Régimes de retraite - Nul besoin du comité D’Amours, dit Legault


	François Legault était à Québec, vendredi, où il a donné un point de presse, entouré de quelques candidats de la Coalition avenir Québec.
Photo: La Presse canadienne (photo) Clément Allard
François Legault était à Québec, vendredi, où il a donné un point de presse, entouré de quelques candidats de la Coalition avenir Québec.

Charlesbourg, Champlain et Saint-Hyacinthe – Le comité D’Amours mis sur pied pour réfléchir sur l’avenir des régimes de retraite pourra vite cesser ses activités si François Legault est élu : le chef de la CAQ a indiqué hier qu’il n’attendait rien du groupe d’experts.


Pour réduire le déficit actuariel de 4,8 milliards dans les régimes de retraite des municipalités, « il n’y a pas 56 000 mesures : il y en a trois,a indiqué le chef caquiste lors de points de presse à Charlesbourg et à Champlain. On peut augmenter les cotisations, hausser l’âge de la retraite ou diminuer les prestations ».


Ainsi, François Legault « ne s’attend pas à des découvertes de nouvelles mesures qui pourraient nous amener à réduire le déficit avec le comité D’Amours », a-t-il dit. « Je comprends que le PQ et les libéraux aiment les sommets et les comités, mais ça ne donne rien d’essayer de gagner du temps. »


Le comité a été créé fin 2011 et doit rendre son rapport à la Régie des rentes d’ici quatre mois. L’ex-président du Mouvement Desjardins, Alban D’Amours, dirige une équipe d’experts fiscalistes comprenant notamment Luc Godbout.


Sur le même thème, M. Legault a réaffirmé vendredi qu’il était enclin à accorder aux villes un droit de lockout pour « rétablir le rapport de forces dans les négociations » avec les syndicats - notamment celles qui auront cours sur la question des régimes de retraite. Et s’il désire toujours discuter de la question avec le président de la FTQ, M. Legault s’est montré ferme sur ses intentions.

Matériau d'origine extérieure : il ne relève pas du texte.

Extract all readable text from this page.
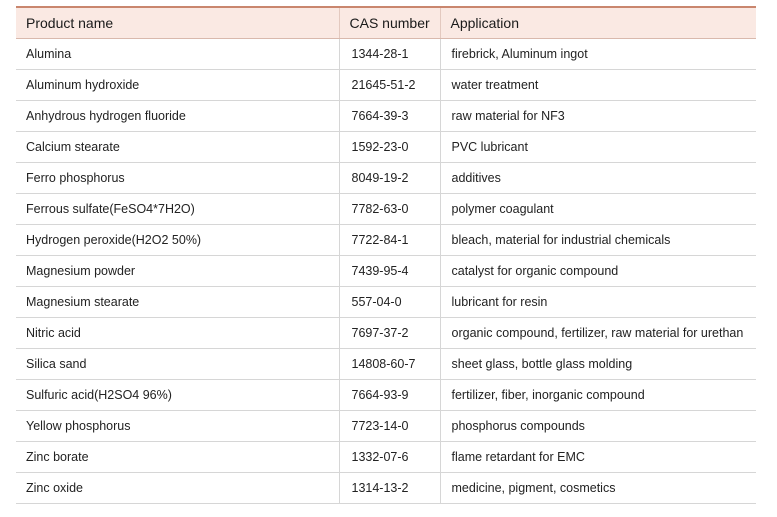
Product name	CAS number	Application
Alumina	1344-28-1	firebrick, Aluminum ingot
Aluminum hydroxide	21645-51-2	water treatment
Anhydrous hydrogen fluoride	7664-39-3	raw material for NF3
Calcium stearate	1592-23-0	PVC lubricant
Ferro phosphorus	8049-19-2	additives
Ferrous sulfate(FeSO4*7H2O)	7782-63-0	polymer coagulant
Hydrogen peroxide(H2O2 50%)	7722-84-1	bleach, material for industrial chemicals
Magnesium powder	7439-95-4	catalyst for organic compound
Magnesium stearate	557-04-0	lubricant for resin
Nitric acid	7697-37-2	organic compound, fertilizer, raw material for urethan
Silica sand	14808-60-7	sheet glass, bottle glass molding
Sulfuric acid(H2SO4 96%)	7664-93-9	fertilizer, fiber, inorganic compound
Yellow phosphorus	7723-14-0	phosphorus compounds
Zinc borate	1332-07-6	flame retardant for EMC
Zinc oxide	1314-13-2	medicine, pigment, cosmetics
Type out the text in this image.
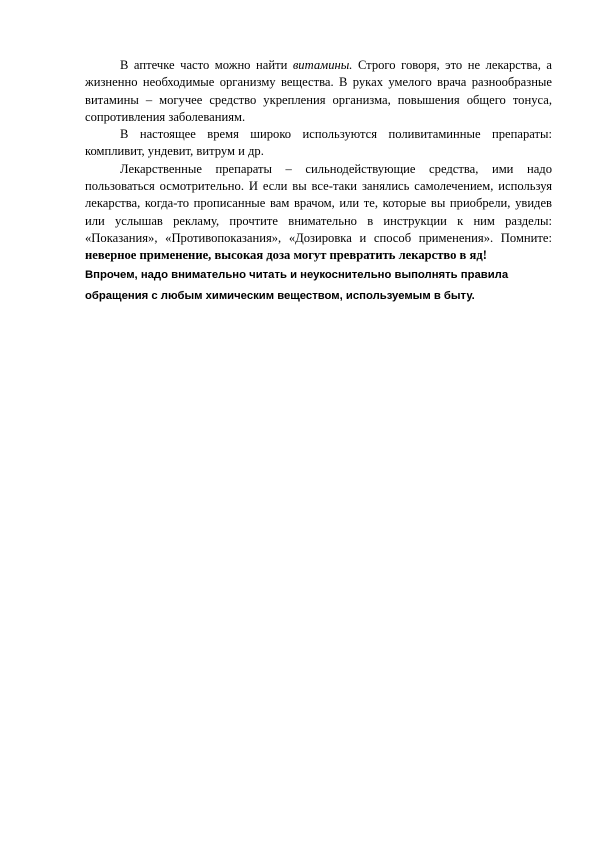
В аптечке часто можно найти витамины. Строго говоря, это не лекарства, а жизненно необходимые организму вещества. В руках умелого врача разнообразные витамины – могучее средство укрепления организма, повышения общего тонуса, сопротивления заболеваниям.

В настоящее время широко используются поливитаминные препараты: компливит, ундевит, витрум и др.

Лекарственные препараты – сильнодействующие средства, ими надо пользоваться осмотрительно. И если вы все-таки занялись самолечением, используя лекарства, когда-то прописанные вам врачом, или те, которые вы приобрели, увидев или услышав рекламу, прочтите внимательно в инструкции к ним разделы: «Показания», «Противопоказания», «Дозировка и способ применения». Помните: неверное применение, высокая доза могут превратить лекарство в яд!

Впрочем, надо внимательно читать и неукоснительно выполнять правила

обращения с любым химическим веществом, используемым в быту.
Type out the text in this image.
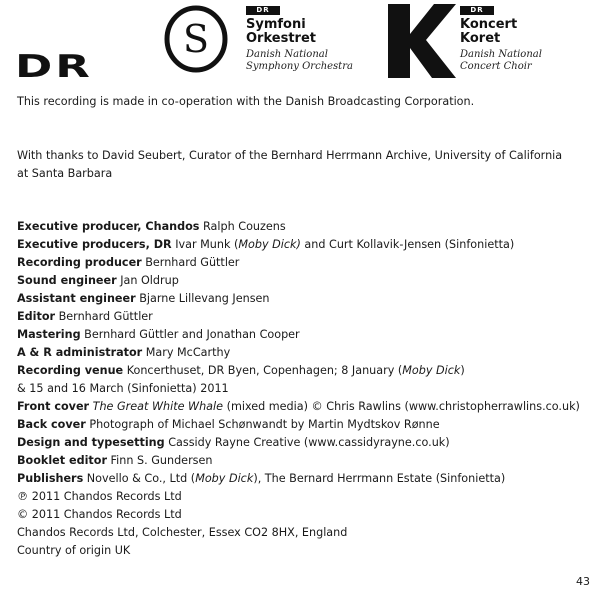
DR
S
DR
Symfoni
Orkestret
Danish National
Symphony Orchestra
DR
Koncert
Koret
Danish National
Concert Choir
This recording is made in co-operation with the Danish Broadcasting Corporation.
With thanks to David Seubert, Curator of the Bernhard Herrmann Archive, University of California
at Santa Barbara
Executive producer, Chandos Ralph Couzens
Executive producers, DR Ivar Munk (Moby Dick) and Curt Kollavik-Jensen (Sinfonietta)
Recording producer Bernhard Güttler
Sound engineer Jan Oldrup
Assistant engineer Bjarne Lillevang Jensen
Editor Bernhard Güttler
Mastering Bernhard Güttler and Jonathan Cooper
A & R administrator Mary McCarthy
Recording venue Koncerthuset, DR Byen, Copenhagen; 8 January (Moby Dick)
& 15 and 16 March (Sinfonietta) 2011
Front cover The Great White Whale (mixed media) © Chris Rawlins (www.christopherrawlins.co.uk)
Back cover Photograph of Michael Schønwandt by Martin Mydtskov Rønne
Design and typesetting Cassidy Rayne Creative (www.cassidyrayne.co.uk)
Booklet editor Finn S. Gundersen
Publishers Novello & Co., Ltd (Moby Dick), The Bernard Herrmann Estate (Sinfonietta)
℗ 2011 Chandos Records Ltd
© 2011 Chandos Records Ltd
Chandos Records Ltd, Colchester, Essex CO2 8HX, England
Country of origin UK
43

« Je suis prêt à écouter les propositions de M. Arsenault pour régler le problème, mais il ne faut pas exclure le droit au lockout », a-t-il dit avant d’ajouter qu’il « est prêt à aller jusqu’au bout ». M. Arsenault avait indiqué au Devoir le 16 août sa vive opposition au projet.

 

Chicane


Cela et d’autres déclarations récentes de François Legault ont fait dire à Jean Charest que le chef de la CAQ cultive une véritable « culture de chicane ».

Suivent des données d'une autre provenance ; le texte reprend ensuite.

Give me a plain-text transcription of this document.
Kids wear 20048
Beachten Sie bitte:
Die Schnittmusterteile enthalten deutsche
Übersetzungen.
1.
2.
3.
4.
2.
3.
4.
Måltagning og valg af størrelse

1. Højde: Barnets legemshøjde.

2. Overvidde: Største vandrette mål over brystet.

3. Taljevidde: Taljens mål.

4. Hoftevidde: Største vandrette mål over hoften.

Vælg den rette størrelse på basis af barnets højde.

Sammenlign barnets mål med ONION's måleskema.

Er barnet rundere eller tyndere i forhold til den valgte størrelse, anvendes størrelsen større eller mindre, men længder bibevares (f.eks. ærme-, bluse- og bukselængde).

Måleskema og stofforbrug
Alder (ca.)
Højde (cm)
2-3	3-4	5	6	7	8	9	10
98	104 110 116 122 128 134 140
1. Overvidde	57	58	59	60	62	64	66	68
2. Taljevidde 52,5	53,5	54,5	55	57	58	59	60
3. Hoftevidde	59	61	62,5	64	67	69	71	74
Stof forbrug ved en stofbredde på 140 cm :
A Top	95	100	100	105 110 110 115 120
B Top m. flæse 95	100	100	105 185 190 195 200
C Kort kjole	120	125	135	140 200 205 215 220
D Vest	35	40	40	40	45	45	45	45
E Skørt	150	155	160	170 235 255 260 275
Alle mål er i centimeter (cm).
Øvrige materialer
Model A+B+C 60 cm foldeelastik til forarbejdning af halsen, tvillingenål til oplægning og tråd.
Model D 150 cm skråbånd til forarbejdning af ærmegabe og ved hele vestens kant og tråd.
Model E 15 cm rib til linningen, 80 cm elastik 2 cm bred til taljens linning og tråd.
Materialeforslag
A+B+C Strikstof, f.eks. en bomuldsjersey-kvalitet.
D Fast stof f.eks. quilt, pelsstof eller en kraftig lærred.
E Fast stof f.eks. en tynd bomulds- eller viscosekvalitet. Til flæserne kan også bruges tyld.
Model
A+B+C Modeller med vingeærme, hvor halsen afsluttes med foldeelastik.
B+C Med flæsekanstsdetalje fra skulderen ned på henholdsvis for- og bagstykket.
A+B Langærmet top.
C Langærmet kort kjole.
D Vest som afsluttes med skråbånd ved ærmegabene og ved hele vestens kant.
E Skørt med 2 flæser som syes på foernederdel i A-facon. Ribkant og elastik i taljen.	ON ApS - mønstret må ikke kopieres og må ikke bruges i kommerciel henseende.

« Ce qu’il y a d’incompréhensible dans l’approche de M. Legault, c’est cette espèce de culture de chicane et de tiraillements avec les gens, a lancé le chef libéral à Saint-Hyacinthe. Tout le monde reconnaît que gouverner, ce n’est pas prendre des décisions qui sont unanimes. Mais tu ne pars pas avec la prémisse que tu vas te chicaner et que tu vas mettre tout le monde à la porte. »


Dans des entrevues publiées vendredi, M. Legault a dit qu’une fois élu, il ira rencontrer Michael Sabia et Thierry Vandal - patrons de la Caisse de dépôt et d’Hydro-Québec - pour mesurer leur soutien à ses politiques. « Si M. Vandal n’est pas prêt à couper 600 millions et si M. Sabia n’est pas prêt à augmenter à 25 % les participations dans les compagnies québécoises, il va y avoir un changement », a-t-il indiqué au Journal de Québec. Il a ajouté à La Presse qu’il faut « remplacer les sous-ministres et les présidents des sociétés d’État qui ne pensent pas comme nous ».

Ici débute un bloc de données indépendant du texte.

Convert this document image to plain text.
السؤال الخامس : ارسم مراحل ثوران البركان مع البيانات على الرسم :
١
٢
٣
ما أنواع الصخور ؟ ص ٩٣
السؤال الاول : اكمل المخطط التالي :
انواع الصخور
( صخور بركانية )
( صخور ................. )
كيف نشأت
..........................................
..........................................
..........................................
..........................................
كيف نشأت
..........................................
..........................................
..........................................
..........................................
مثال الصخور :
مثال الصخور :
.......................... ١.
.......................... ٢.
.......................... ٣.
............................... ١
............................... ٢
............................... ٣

M. Charest reconnaît qu’il « est vrai qu’un gouvernement travaille avec des gens qui partagent ses objectifs », mais soutient qu’« il y a une différence entre ça et faire une purge dans la fonction publique ».


François Legault a défendu son approche en soutenant qu’il a « choisi ses batailles » : la santé, l’éducation et Hydro-Québec. Il a ajouté hier à ces priorités celle des régimes de retraite. « Contrairement à la réingénierie de l’État [des libéraux en 2003], on ne s’éparpille pas dans 50 priorités », a-t-il déclaré, suggérant qu’il y aura des batailles fermes avec certains groupes, mais pas avec tout le Québec.